More on the recent labour market data
Via Twitter, James Shaw informs me of the following critique of my post where I stated the media were misrepresenting the latest wage-price data.
Lies, damn lies & statistics. A friend reckons TVHE is also only painting a partial picture. QES includes merit promotions, so wages have kept up with inflation *if* you got promoted. Promotions are meant to be about getting ahead, not keep…ing up, otherwise how’s the next guy going to feed his family? Moreover, while TVHE strips out tax changes from inflation (a little rough if employers factor this into wage rounds), it ignores that Stats themselves picked out food and electricity as rising by more than the headline 5.3%. The Salvation Army reckons that CPI actually understates how difficult it is for lower income families to afford the basics.
There are a lot of points here – and while they are important things to keep in mind, I’m sticking to my conclusion that the initial headline was misleading. Let me try to explain myself here.

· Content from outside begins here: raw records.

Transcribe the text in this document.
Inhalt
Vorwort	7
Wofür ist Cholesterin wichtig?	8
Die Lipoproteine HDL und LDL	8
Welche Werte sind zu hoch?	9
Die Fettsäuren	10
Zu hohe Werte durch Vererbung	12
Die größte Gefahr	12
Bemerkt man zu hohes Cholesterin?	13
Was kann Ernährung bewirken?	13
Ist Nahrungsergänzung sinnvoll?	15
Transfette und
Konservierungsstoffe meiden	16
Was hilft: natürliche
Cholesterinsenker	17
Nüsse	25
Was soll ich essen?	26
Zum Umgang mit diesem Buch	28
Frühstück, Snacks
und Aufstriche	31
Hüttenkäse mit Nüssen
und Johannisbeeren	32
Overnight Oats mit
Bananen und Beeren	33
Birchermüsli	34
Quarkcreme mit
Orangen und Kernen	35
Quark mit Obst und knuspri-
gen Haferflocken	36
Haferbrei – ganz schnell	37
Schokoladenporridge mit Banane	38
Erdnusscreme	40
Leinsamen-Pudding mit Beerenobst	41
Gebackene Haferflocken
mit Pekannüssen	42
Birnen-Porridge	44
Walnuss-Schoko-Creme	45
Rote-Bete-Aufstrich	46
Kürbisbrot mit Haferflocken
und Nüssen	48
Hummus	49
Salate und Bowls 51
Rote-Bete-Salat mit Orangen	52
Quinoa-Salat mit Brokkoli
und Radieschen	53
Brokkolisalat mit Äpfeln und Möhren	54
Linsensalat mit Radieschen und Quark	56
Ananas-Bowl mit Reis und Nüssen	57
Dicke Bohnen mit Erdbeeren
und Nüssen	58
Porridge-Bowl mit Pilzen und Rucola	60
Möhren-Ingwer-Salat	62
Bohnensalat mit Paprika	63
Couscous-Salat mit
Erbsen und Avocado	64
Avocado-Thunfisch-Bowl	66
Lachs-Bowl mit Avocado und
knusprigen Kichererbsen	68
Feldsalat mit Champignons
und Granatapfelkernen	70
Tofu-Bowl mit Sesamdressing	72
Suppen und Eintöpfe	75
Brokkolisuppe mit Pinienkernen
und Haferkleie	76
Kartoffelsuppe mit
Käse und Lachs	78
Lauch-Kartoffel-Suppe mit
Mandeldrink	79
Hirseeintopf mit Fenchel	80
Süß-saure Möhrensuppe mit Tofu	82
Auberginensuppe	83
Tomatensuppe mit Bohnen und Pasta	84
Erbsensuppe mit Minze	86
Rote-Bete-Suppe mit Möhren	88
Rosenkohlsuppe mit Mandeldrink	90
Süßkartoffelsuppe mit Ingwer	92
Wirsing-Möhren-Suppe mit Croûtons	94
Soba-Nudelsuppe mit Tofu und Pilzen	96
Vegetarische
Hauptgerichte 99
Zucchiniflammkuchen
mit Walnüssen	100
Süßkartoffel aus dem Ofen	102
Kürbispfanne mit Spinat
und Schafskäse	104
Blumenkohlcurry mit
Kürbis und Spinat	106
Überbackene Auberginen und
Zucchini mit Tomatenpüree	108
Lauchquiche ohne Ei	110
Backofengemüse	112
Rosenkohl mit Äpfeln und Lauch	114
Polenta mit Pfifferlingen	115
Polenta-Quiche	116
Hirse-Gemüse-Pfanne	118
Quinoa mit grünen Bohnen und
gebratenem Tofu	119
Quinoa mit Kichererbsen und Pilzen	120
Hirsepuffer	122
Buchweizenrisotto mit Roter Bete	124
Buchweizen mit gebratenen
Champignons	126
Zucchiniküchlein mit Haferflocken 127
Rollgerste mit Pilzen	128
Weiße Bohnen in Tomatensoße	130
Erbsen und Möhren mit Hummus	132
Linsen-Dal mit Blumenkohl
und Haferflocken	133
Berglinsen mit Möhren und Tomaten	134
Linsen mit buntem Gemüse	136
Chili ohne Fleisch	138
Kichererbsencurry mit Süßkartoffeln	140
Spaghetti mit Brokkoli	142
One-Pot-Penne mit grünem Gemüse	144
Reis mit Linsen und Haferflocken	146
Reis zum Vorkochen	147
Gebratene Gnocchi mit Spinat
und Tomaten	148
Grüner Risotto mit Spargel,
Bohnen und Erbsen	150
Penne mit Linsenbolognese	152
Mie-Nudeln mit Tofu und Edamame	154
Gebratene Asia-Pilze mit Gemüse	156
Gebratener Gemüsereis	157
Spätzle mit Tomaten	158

[Note: The new headline and first paras of the article I linked to in the initial piece are completely reasonable – as I’ve just gone back to read it again to see if there had been changes. As a result, I am not criticising the article in its current form – I actually quite like the current one. However, I am still criticising the initial suggestions that came from the article and other ones like it which will be discussed below … what can I say, there is only so much you can listen to John Campbell talking cr*p before you have to write something about it 😉 ].